Aux « voleurs de mémoire« , celles et ceux qui veulent (et ont voulu) nier le peuple et la Nation algérienne liés par l’islam, je veux leur dire qu’ils sachent qu’on ne peut voler leur mémoire aux braves ; on peut tout juste égratigner leurs souvenirs, le temps d’une halte dans le royaume de leur immortelle bravoure et leur incontestable intégrité. Il y a des citadelles qui sont imprenables, celles gardées par les clés de la foi, de la volonté de se surpasser pour un idéal, un choix, un rêve, une autre réalité rendue possible par le courage et les combats.

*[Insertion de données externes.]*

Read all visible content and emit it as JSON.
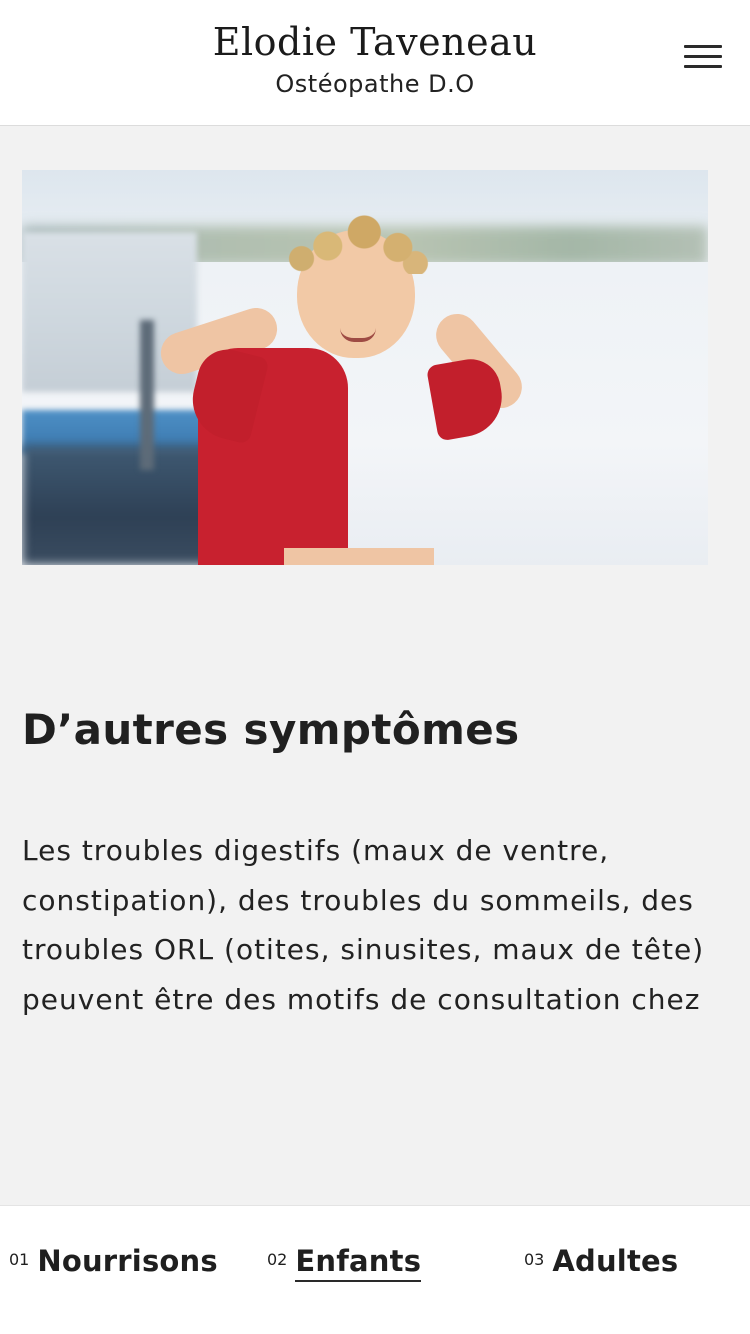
{
  "header": {
    "name": "Elodie Taveneau",
    "subtitle": "Ostéopathe D.O",
    "menu_icon": "hamburger-menu-icon"
  },
  "hero": {
    "image_subject": "child-flexing-arms-red-shirt"
  },
  "content": {
    "title": "D’autres symptômes",
    "body": "Les troubles digestifs (maux de ventre, constipation), des troubles du sommeils, des troubles ORL (otites, sinusites, maux de tête) peuvent être des motifs de consultation chez"
  },
  "tabs": [
    {
      "num": "01",
      "label": "Nourrisons",
      "active": false
    },
    {
      "num": "02",
      "label": "Enfants",
      "active": true
    },
    {
      "num": "03",
      "label": "Adultes",
      "active": false
    }
  ],
  "colors": {
    "background": "#f2f2f2",
    "header_bg": "#ffffff",
    "text": "#1f1f1f",
    "shirt_red": "#c8212f"
  }
}
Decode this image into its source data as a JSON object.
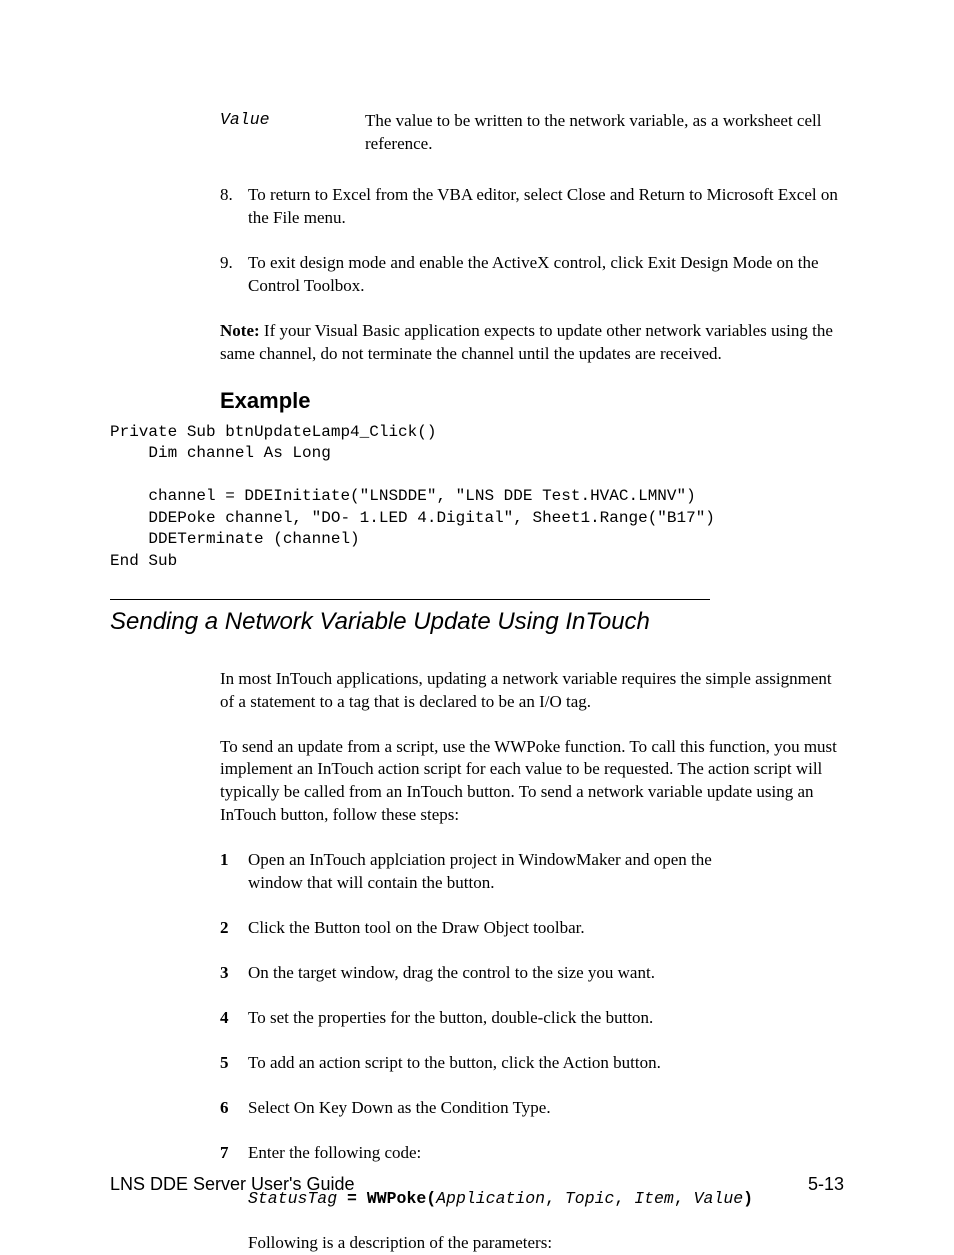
{
  "param": {
    "term": "Value",
    "desc": "The value to be written to the network variable, as a worksheet cell reference."
  },
  "steps_a": [
    {
      "n": "8.",
      "text": "To return to Excel from the VBA editor, select Close and Return to Microsoft Excel on the File menu."
    },
    {
      "n": "9.",
      "text": "To exit design mode and enable the ActiveX control, click Exit Design Mode on the Control Toolbox."
    }
  ],
  "note": {
    "label": "Note:",
    "text": " If your Visual Basic application expects to update other network variables using the same channel, do not terminate the channel until the updates are received."
  },
  "example_heading": "Example",
  "code": "Private Sub btnUpdateLamp4_Click()\n    Dim channel As Long\n\n    channel = DDEInitiate(\"LNSDDE\", \"LNS DDE Test.HVAC.LMNV\")\n    DDEPoke channel, \"DO- 1.LED 4.Digital\", Sheet1.Range(\"B17\")\n    DDETerminate (channel)\nEnd Sub",
  "section_heading": "Sending a Network Variable Update Using InTouch",
  "intro1": "In most InTouch applications, updating a network variable requires the simple assignment of a statement to a tag that is declared to be an I/O tag.",
  "intro2": "To send an update from a script, use the WWPoke function.  To call this function, you must implement an InTouch action script for each value to be requested.  The action script will typically be called from an InTouch button.  To send a network variable update using an InTouch button, follow these steps:",
  "steps_b": [
    {
      "n": "1",
      "text": "Open an InTouch applciation project in WindowMaker and open the window that will contain the button."
    },
    {
      "n": "2",
      "text": "Click the Button tool on the Draw Object toolbar."
    },
    {
      "n": "3",
      "text": "On the target window, drag the control to the size you want."
    },
    {
      "n": "4",
      "text": "To set the properties for the button, double-click the button."
    },
    {
      "n": "5",
      "text": "To add an action script to the button, click the Action button."
    },
    {
      "n": "6",
      "text": "Select On Key Down as the Condition Type."
    },
    {
      "n": "7",
      "text": "Enter the following code:"
    }
  ],
  "wwpoke": {
    "status": "StatusTag",
    "eq": " = ",
    "fn": "WWPoke(",
    "app": "Application",
    "c1": ", ",
    "topic": "Topic",
    "c2": ", ",
    "item": "Item",
    "c3": ", ",
    "value": "Value",
    "close": ")"
  },
  "following": "Following is a description of the parameters:",
  "footer": {
    "left": "LNS DDE Server User's Guide",
    "right": "5-13"
  }
}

Rester ce que l’on est et nait, de simples hommes, de simples femmes, éternelles créatures libres, portées par les souffles des vents porteurs de pluie, travaillant la terre pour en tirer la nourriture ; c’est la vraie vie. Les Fellahs sont ceux qui ont réussi, ils ont su sauvegarder la grandeur et l’innocence de leur âme.
En ces temps sombres, alors que les petits enfants français vivaient paisiblement leur enfance en métropole, nous, nous jouions, en compagnie d’autres camarades, avec des douilles jaunes de gros calibres, ramassées au petit matin. J’entendais leurs sifflements dus à des rafales de tirs tonnant toute la nuit au rythme des fusillades saccadées.
Tels sont mes souvenirs d’enfance ; tel sont les pires hurlements et les pires jérémiades entendus par l’humanité entière, excepté les sourds et les aveugles de l’histoire, que produisit novembre 54, la Toussaint rouge.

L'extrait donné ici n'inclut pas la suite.